Health-care professionals petition feds for CERB eligibility
Calgary physiotherapist and small business owner Jessica DeMars says earning a few hundred dollars in March during the COVID-19 pandemic made her ineligible for the Canada Emergency Response Benefit (CERB), leaving her in an economically perilous position.
CALGARY -- Canadian health-care professionals are calling on the federal government for support after many were deemed ineligible for the Canada Emergency Response Benefit (CERB).
According to the benefit, workers are only eligible when they "are or expect to be without employment or self-employment income for at least 14 consecutive days in the initial four-week period."
Jessica DeMars is a physiotherapist and owner of Breathe Well Physio in Calgary.
She works primarily with vulnerable patients that have respiratory diseases and breathing pattern disorders, but had to close the doors to her clinic in mid-March so as not to put anyone at risk for COVID-19.
"The benefit says you can’t be making any income, but in order to not be making any income I would have to stop following up with my patients — so they’re left hanging and my business is left hanging."
DeMars switched to offering tele-health-care appointments in an effort to support some of her existing clients online, but having her two kids home from school has set her back.
As a result, she’s only made a couple hundred dollars over the last month.
"Making that couple hundred dollars means I’m not eligible for the benefit so it’s a tough spot to be in with all my expenses," she said.
"So for those of us that have businesses or a livelihood and are doing our best, maybe there needs to be some consideration because the alternative is then that we all don’t work, there’s less availability for the rest of the population, those people don’t get healthcare and we don’t get a benefit."
DeMars is certainly not the only one struggling.
An online petition has now received nearly 15,000 signatures, calling on the federal government to allow healthcare professionals to provide virtual care and receive the CERB at the same time.
The petition started by Allied Health Financial, a finance education community for health professionals, says more needs to be done.
"This leaves (healthcare) professionals to choose between serving their patients and providing for their families, and many are choosing to put themselves second and continue to offer treatments,”\" reads the petition.
"The ineligibility from the CERB hurts all parties involved."
More aid coming
Prime Minister Justin Trudeau said the federal government will soon introduce new measures to make emergency benefits accessible for Canadians who don’t currently qualify.

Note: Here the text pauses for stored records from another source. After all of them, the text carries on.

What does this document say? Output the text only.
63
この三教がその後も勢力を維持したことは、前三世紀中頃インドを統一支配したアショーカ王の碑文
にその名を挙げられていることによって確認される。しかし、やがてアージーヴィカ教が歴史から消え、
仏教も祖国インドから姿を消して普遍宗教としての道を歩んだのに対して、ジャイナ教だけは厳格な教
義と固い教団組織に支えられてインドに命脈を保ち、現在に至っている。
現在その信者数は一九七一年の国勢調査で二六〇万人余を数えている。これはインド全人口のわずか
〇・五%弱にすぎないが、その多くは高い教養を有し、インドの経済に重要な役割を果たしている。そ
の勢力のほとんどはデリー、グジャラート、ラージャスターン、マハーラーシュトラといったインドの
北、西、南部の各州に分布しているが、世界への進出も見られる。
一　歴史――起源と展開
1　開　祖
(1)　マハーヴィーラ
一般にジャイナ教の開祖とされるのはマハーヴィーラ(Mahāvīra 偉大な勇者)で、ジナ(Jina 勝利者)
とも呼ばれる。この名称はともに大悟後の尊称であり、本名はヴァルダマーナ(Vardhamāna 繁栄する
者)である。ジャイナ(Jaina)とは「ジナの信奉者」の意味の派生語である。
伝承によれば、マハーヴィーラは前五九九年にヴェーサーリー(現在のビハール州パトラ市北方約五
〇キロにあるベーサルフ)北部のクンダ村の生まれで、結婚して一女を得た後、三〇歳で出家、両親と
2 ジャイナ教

Trudeau said that Canadians who still have jobs but are working 10 hours or less due to the pandemic, such as gig economy or contract workers, as well as those who are working but earning less money than they would if they received the Canada Emergency Response Benefit (CERB), such as long-term care workers, will soon be able to qualify for federal assistance.
"There are groups of people who aren't benefiting from the Canada Emergency Response Benefit who probably should," Trudeau said. "We're looking carefully at how we can increase their pay a little bit so that they do better off remaining at work, rather than going off work and receiving the emergency response benefit."
Unable to apply
Calgary Nose-Hill MP, Michelle Rempel-Garner says she’s received several phone calls from her constituents who are worried they’ll have no financial support from the federal government.
As CERB applications opened up Monday morning, she called out the Liberal government for not being able to handle an overload of applications.